Had the Third Circuit instead followed the path taken by judges in sister circuits who have questioned extrastatutory ERISA dogma, the needed process of repairing ERISA civil procedure would have been markedly advanced.

Mark D. DeBofsky is a shareholder at DeBofsky Law.

This article was first published by Law 360 on December 7, 2021.

[1] See, DeBofsky, “6th Circ. Ruling Offers Fresh Look at ERISA Exhaustion,” Law 360 (April 24, 2020); available at https://www.law360.com/articles/1264985; DeBofsky, “Benefits Ruling Raises Jury Trial Question for ERISA Cases,” Law 360 (September 24, 2021); available at https://www.law360.com/articles/1424015; DeBofsky, “5th Circ. Opinion is Right to Question ERISA Review Norms,” Law360 (October 5, 2021); available at https://www.law360.com/articles/1427033; DeBofsky, “6th Circ. ERISA Ruling Highlights Dubious Court Practices,” Law360 (November 16, 2021); available at https://www.law360.com/articles/1439402.

[2] Avenoso v. Reliance Standard Life Ins. Co., 2021 U.S.App.LEXIS 35264, 2021 WL 5570816 (8th Cir. November 30, 2021).

[3] Noga v. Fulton Financial Corp. Employee Benefit Plan, 2021 U.S.App.LEXIS 35082, 2021 WL 5540848 (3d Cir. November 26, 2021).

[4] Rule 56 provides that summary judgment shall be granted “if the movant shows that there is no genuine dispute as to any material fact and the movant is entitled to judgment as a matter of law.”

[5] See, e.g., Doe v. Harvard Pilgrim Health Care, Inc., 974 F.3d 69, 72 (1st Cir. 2020) (holding that “a summary judgment motion in a lawsuit contesting the denial of benefits under ERISA is simply a vehicle for teeing up the case for decision on the administrative record” and thus “the district court … may weigh the facts” and “resolve conflicts in evidence”).

[6] Anderson v.
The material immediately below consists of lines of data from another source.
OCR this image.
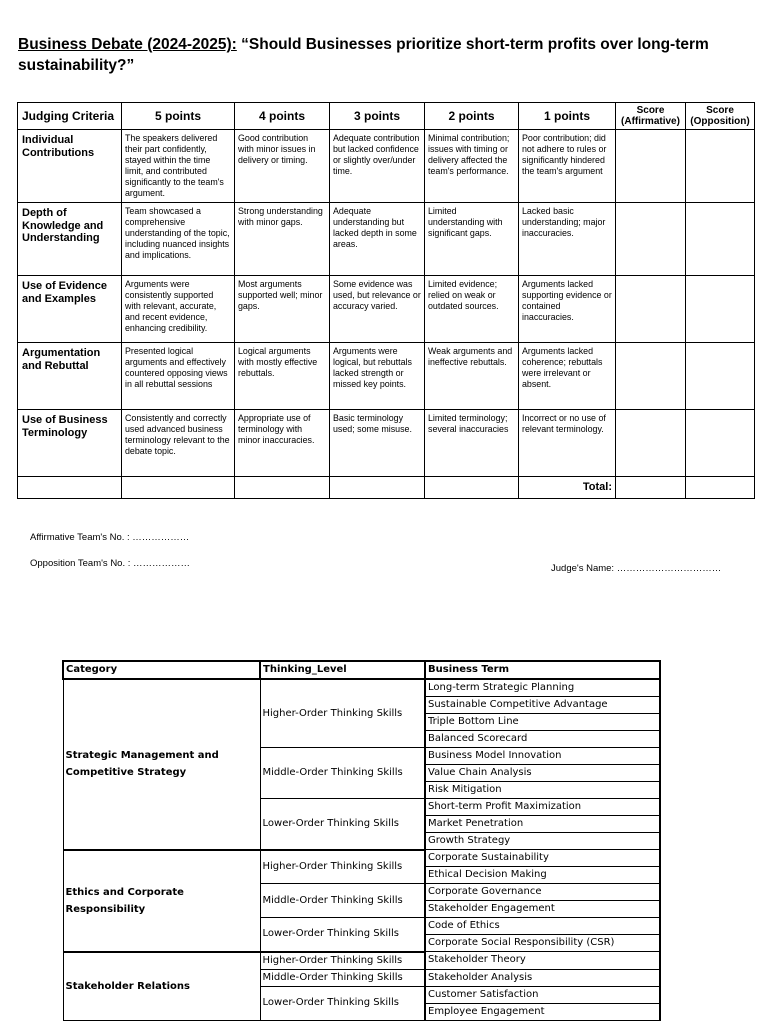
Business Debate (2024-2025): “Should Businesses prioritize short-term profits over long-term sustainability?”
Judging Criteria	5 points	4 points	3 points	2 points	1 points	Score (Affirmative)	Score (Opposition)
Individual Contributions	The speakers delivered their part confidently, stayed within the time limit, and contributed significantly to the team's argument.	Good contribution with minor issues in delivery or timing.	Adequate contribution but lacked confidence or slightly over/under time.	Minimal contribution; issues with timing or delivery affected the team's performance.	Poor contribution; did not adhere to rules or significantly hindered the team's argument		
Depth of Knowledge and Understanding	Team showcased a comprehensive understanding of the topic, including nuanced insights and implications.	Strong understanding with minor gaps.	Adequate understanding but lacked depth in some areas.	Limited understanding with significant gaps.	Lacked basic understanding; major inaccuracies.		
Use of Evidence and Examples	Arguments were consistently supported with relevant, accurate, and recent evidence, enhancing credibility.	Most arguments supported well; minor gaps.	Some evidence was used, but relevance or accuracy varied.	Limited evidence; relied on weak or outdated sources.	Arguments lacked supporting evidence or contained inaccuracies.		
Argumentation and Rebuttal	Presented logical arguments and effectively countered opposing views in all rebuttal sessions	Logical arguments with mostly effective rebuttals.	Arguments were logical, but rebuttals lacked strength or missed key points.	Weak arguments and ineffective rebuttals.	Arguments lacked coherence; rebuttals were irrelevant or absent.		
Use of Business Terminology	Consistently and correctly used advanced business terminology relevant to the debate topic.	Appropriate use of terminology with minor inaccuracies.	Basic terminology used; some misuse.	Limited terminology; several inaccuracies	Incorrect or no use of relevant terminology.		
					Total:		
Affirmative Team's No. : ………………
Opposition Team's No. : ………………	Judge's Name: ……………………………
Category	Thinking_Level	Business Term
Strategic Management and Competitive Strategy	Higher-Order Thinking Skills	Long-term Strategic Planning
		Sustainable Competitive Advantage
		Triple Bottom Line
		Balanced Scorecard
	Middle-Order Thinking Skills	Business Model Innovation
		Value Chain Analysis
		Risk Mitigation
	Lower-Order Thinking Skills	Short-term Profit Maximization
		Market Penetration
		Growth Strategy
Ethics and Corporate Responsibility	Higher-Order Thinking Skills	Corporate Sustainability
		Ethical Decision Making
	Middle-Order Thinking Skills	Corporate Governance
		Stakeholder Engagement
	Lower-Order Thinking Skills	Code of Ethics
		Corporate Social Responsibility (CSR)
Stakeholder Relations	Higher-Order Thinking Skills	Stakeholder Theory
	Middle-Order Thinking Skills	Stakeholder Analysis
	Lower-Order Thinking Skills	Customer Satisfaction
		Employee Engagement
Liberty Lobby, Inc., 477 U.S. 242, 255 (1986).

[7] See, e.g., e.g., 5 U.S.C. § 706 (requiring judicial review of agency action based on the “whole record”); 42 U.S.C. § 405(g) (requiring judicial review of Social Security benefit determinations based on a “transcript of the record including the evidence upon which the findings and decision complained of are based”).

[8] Firestone Tire & Rubber Co. v. Bruch, 489 U.S. 101, 115 (1989).
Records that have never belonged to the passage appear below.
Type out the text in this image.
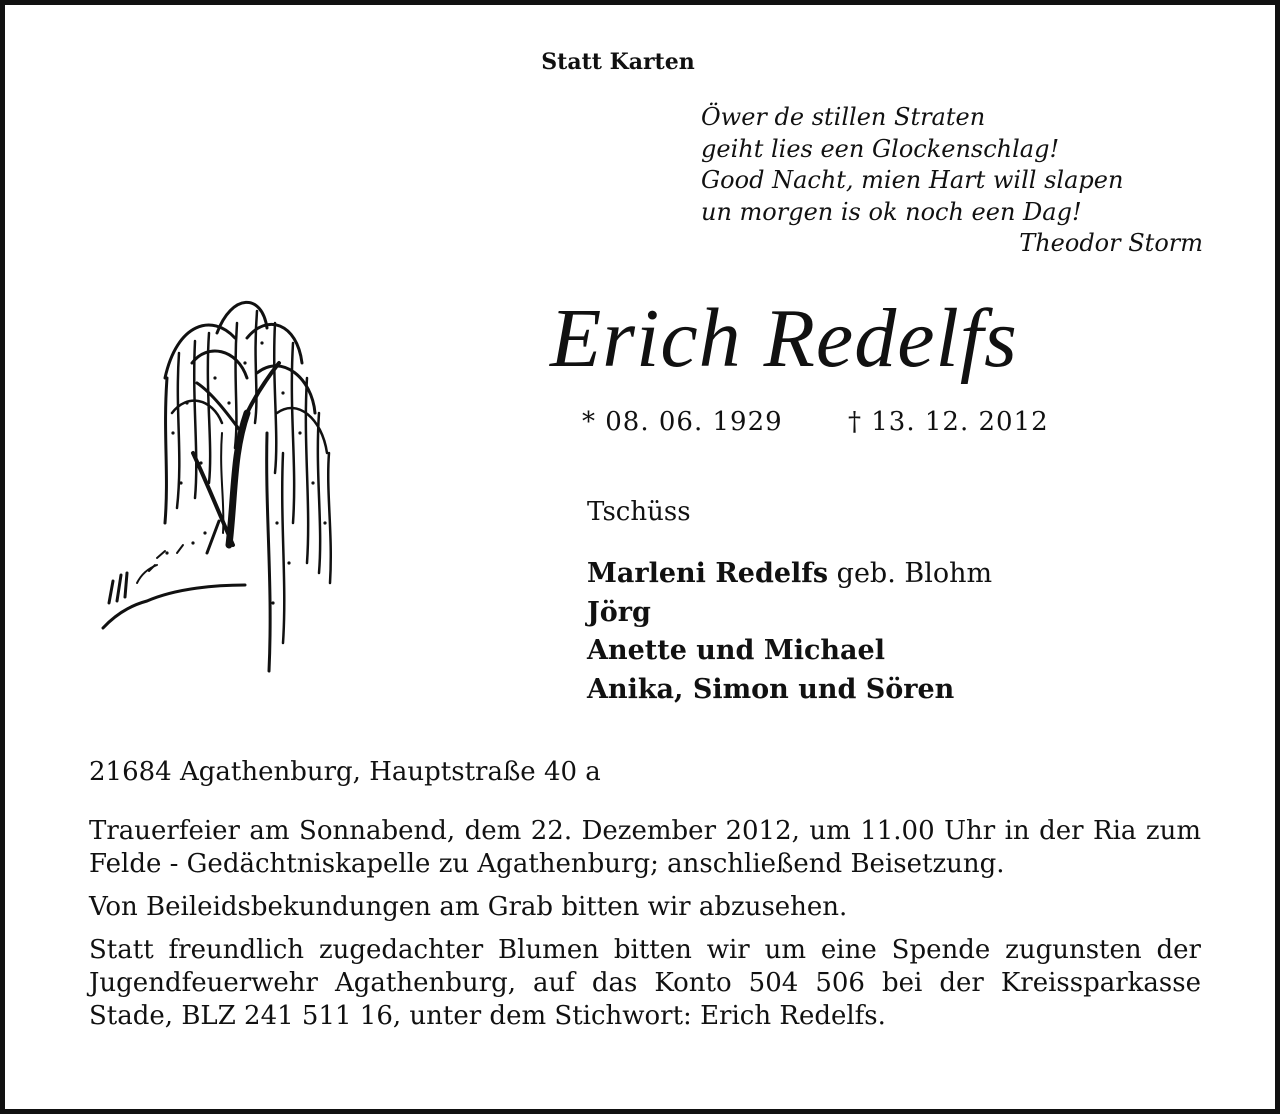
Statt Karten
Öwer de stillen Straten
geiht lies een Glockenschlag!
Good Nacht, mien Hart will slapen
un morgen is ok noch een Dag!
Theodor Storm
Erich Redelfs
* 08. 06. 1929	† 13. 12. 2012
Tschüss
Marleni Redelfs geb. Blohm
Jörg
Anette und Michael
Anika, Simon und Sören
21684 Agathenburg, Hauptstraße 40 a

Trauerfeier am Sonnabend, dem 22. Dezember 2012, um 11.00 Uhr in der Ria zum Felde - Gedächtniskapelle zu Agathenburg; anschließend Beisetzung.

Von Beileidsbekundungen am Grab bitten wir abzusehen.

Statt freundlich zugedachter Blumen bitten wir um eine Spende zugunsten der Jugendfeuerwehr Agathenburg, auf das Konto 504 506 bei der Kreissparkasse Stade, BLZ 241 511 16, unter dem Stichwort: Erich Redelfs.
[9] 489 U.S. at 110, quoting Pilot Life Ins. Co. v. Dedeaux.

[10] Citing Mark D. DeBofsky, The Paradox of the Misuse of Administrative Law in ERISA Benefit Claims, 37 J. MARSHALL L. REV. 727, 730 (2004).
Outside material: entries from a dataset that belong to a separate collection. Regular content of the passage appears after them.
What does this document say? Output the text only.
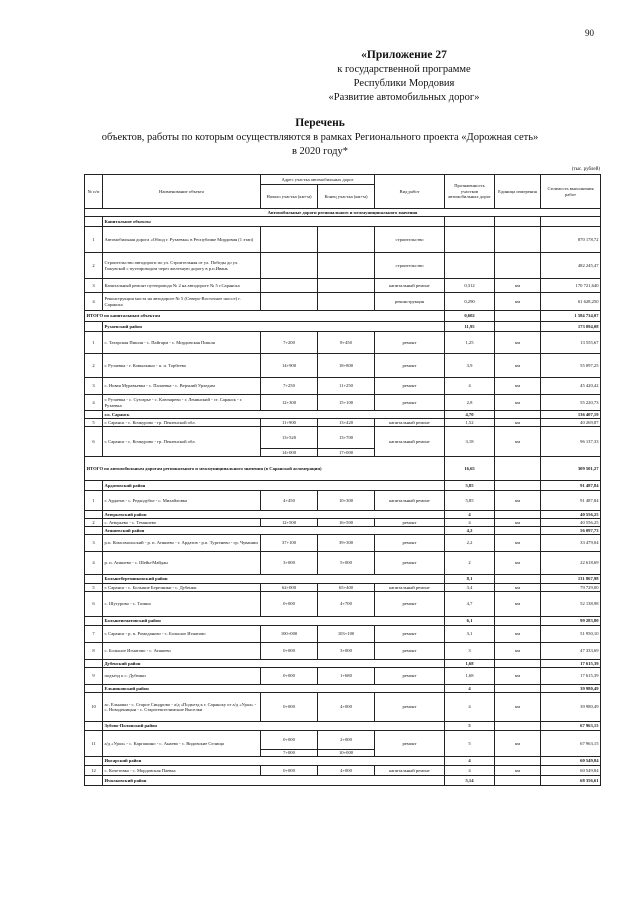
90
«Приложение 27
к государственной программе
Республики Мордовия
«Развитие автомобильных дорог»
Перечень
объектов, работы по которым осуществляются в рамках Регионального проекта «Дорожная сеть»
в 2020 году*
(тыс. рублей)
№ п/п	Наименование объекта	Адрес участка автомобильных дорог		Вид работ	Протяженность участков автомобильных дорог	Единица измерения	Стоимость выполнения работ
		Начало участка (км+м)	Конец участка (км+м)				
Автомобильные дороги регионального и межмуниципального значения							
	Капитальное объекты						
1	Автомобильная дорога «Обход г. Рузаевка» в Республике Мордовия (1 этап)			строительство			870 178,72
2	Строительство автодороги по ул. Строительная от ул. Победы до ул. Гожувской с путепроводом через железную дорогу в р.п.Ивань			строительство			482 245,47
3	Капитальный ремонт путепровода № 2 на автодороге № 5 г.Саранска			капитальный ремонт	0,312	км	170 721,640
4	Реконструкция моста на автодороге № 5 (Северо-Восточное шоссе) г. Саранска			реконструкция	0,290	км	61 628,250
ИТОГО по капитальным объектам					0,602		1 584 734,07
	Рузаевский район				11,95		173 094,08
1	с. Татарская Пишля - с. Пайгарм - с. Мордовская Пишля	7+200	8+450	ремонт	1,25	км	13 555,67
2	г. Рузаевка - г. Ковылкино - п. п. Торбеево	14+900	18+800	ремонт	3,9	км	55 097,25
3	с. Новая Муравьевка - с. Палаевка - с. Верхний Урледим	7+250	11+250	ремонт	4	км	45 420,42
4	г. Рузаевка - с. Сузгарье - с. Ключарево - г. Ленинский - ст. Саранск - г. Рузаевка	12+300	15+100	ремонт	2,8	км	55 220,73
	г.о. Саранск				4,70		136 407,19
5	г. Саранск - с. Кочкурово - гр. Пензенской обл.	11+900	13+420	капитальный ремонт	1,52	км	40 269,87
6	г. Саранск - с. Кочкурово - гр. Пензенской обл.	13+520	13+700	капитальный ремонт	3,18	км	96 137,33
		14+000	17+000				
ИТОГО по автомобильным дорогам регионального и межмуниципального значения (в Саранской агломерации)					16,65		309 501,27
	Ардатовский район				5,85		91 487,84
1	г. Ардатов - с. Редкодубье - с. Михайловка	4+450	10+300	капитальный ремонт	5,85	км	91 487,84
	Атюрьевский район				4		40 556,25
2	с. Атюрьево - с. Темяшево	12+500	16+500	ремонт	4	км	40 556,25
	Атяшевский район				4,2		56 097,73
3	р.п. Комсомольский - р. п. Атяшево - г. Ардатов - р.п. Тургенево - гр. Чувашии	37+100	39+300	ремонт	2,2	км	33 479,04
4	р. п. Атяшево - с. Шейн-Майдан	3+000	5+000	ремонт	2	км	22 618,69
	Большеберезниковский район				8,1		131 867,98
5	г. Саранск - с. Большие Березники - с. Дубенки	62+000	65+400	капитальный ремонт	3,4	км	79 729,00
6	с. Шугурово - с. Тазино	0+000	4+700	ремонт	4,7	км	52 138,98
	Большеигнатовский район				6,1		99 283,80
7	г. Саранск - р. п. Ромоданово - с. Большое Игнатово	100+000	103+100	ремонт	3,1	км	51 950,10
8	с. Большое Игнатово - с. Атяшево	0+000	3+000	ремонт	3	км	47 333,69
	Дубенский район				1,68		17 615,39
9	подъезд к с. Дубенки	0+000	1+680	ремонт	1,68	км	17 615,39
	Ельниковский район				4		39 980,49
10	ас. Ельники - с. Старое Синдрово - а/д «Подъезд к г. Саранску от а/д «Урал» - с. Новоденицын - с. Старотештелимские Выселки	0+000	4+000	ремонт	4	км	39 980,49
	Зубово-Полянский район				5		67 963,15
11	а/д «Урал» - с. Каргашино - с. Анаево - с. Видовские Селища	0+000	2+000	ремонт	5	км	67 963,15
		7+000	10+000				
	Инсарский район				4		60 549,84
12	с. Кочетовка - с. Мордовская Паевка	0+000	4+000	капитальный ремонт	4	км	60 549,84
	Ичалковский район				5,14		68 356,61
[11] 5 U.S.C. § 551, et al.

[12] Bank of Nova Scotia v. United States, 487 U.S. 250, 255, 101 L. Ed. 2d 228, 108 S. Ct. 2369 (1988). Also see, Moravian School Advisory Board of St. Thomas v. Rawlins, 33 V.I. 280, 70 F.3d 270, 274 (3d Cir. 1995) (holding that federal courts may not exercise their authority in a manner inconsistent with a rule or statute); G. Heileman Brewing Co. v. Joseph Oat Corp., 871 F.2d 648, 652 (7th Cir. 1989) (en banc) (finding that federal courts’ inherent powers should be exercised in a manner that is in harmony with the Federal Rules of Civil Procedure).

[13] In a seminal article on administrative law entitled “Some Kind of Hearing,” Judge Henry Friendly identified the elements necessary for a fair administrative hearing: 1) an unbiased tribunal; 2) notice of the proposed action and the grounds asserted for it; 3) an opportunity to present reasons why the proposed action should not be taken; 4) the right to call witnesses, including the right to cross-examine adverse witnesses; 5) the right to know the evidence at issue; 6) the right to have a decision based on the evidentiary record; 7) the right to counsel; 8) a record; 9) articulated reasons for the decision; 10) public attendance; and 11) judicial review. 122 U.Pa.L.Rev. 1267, 1279-95 (1975).

[14] 29 U.S.C. § 1133.

[15] 29 C.F.R. § 2560.503-1.

[16] Rule 43(a) of the Federal Rules of Civil Procedure requires that “witness’ testimony must be taken in open court.” Applying administrative procedures to ERISA claims abrogates that rule.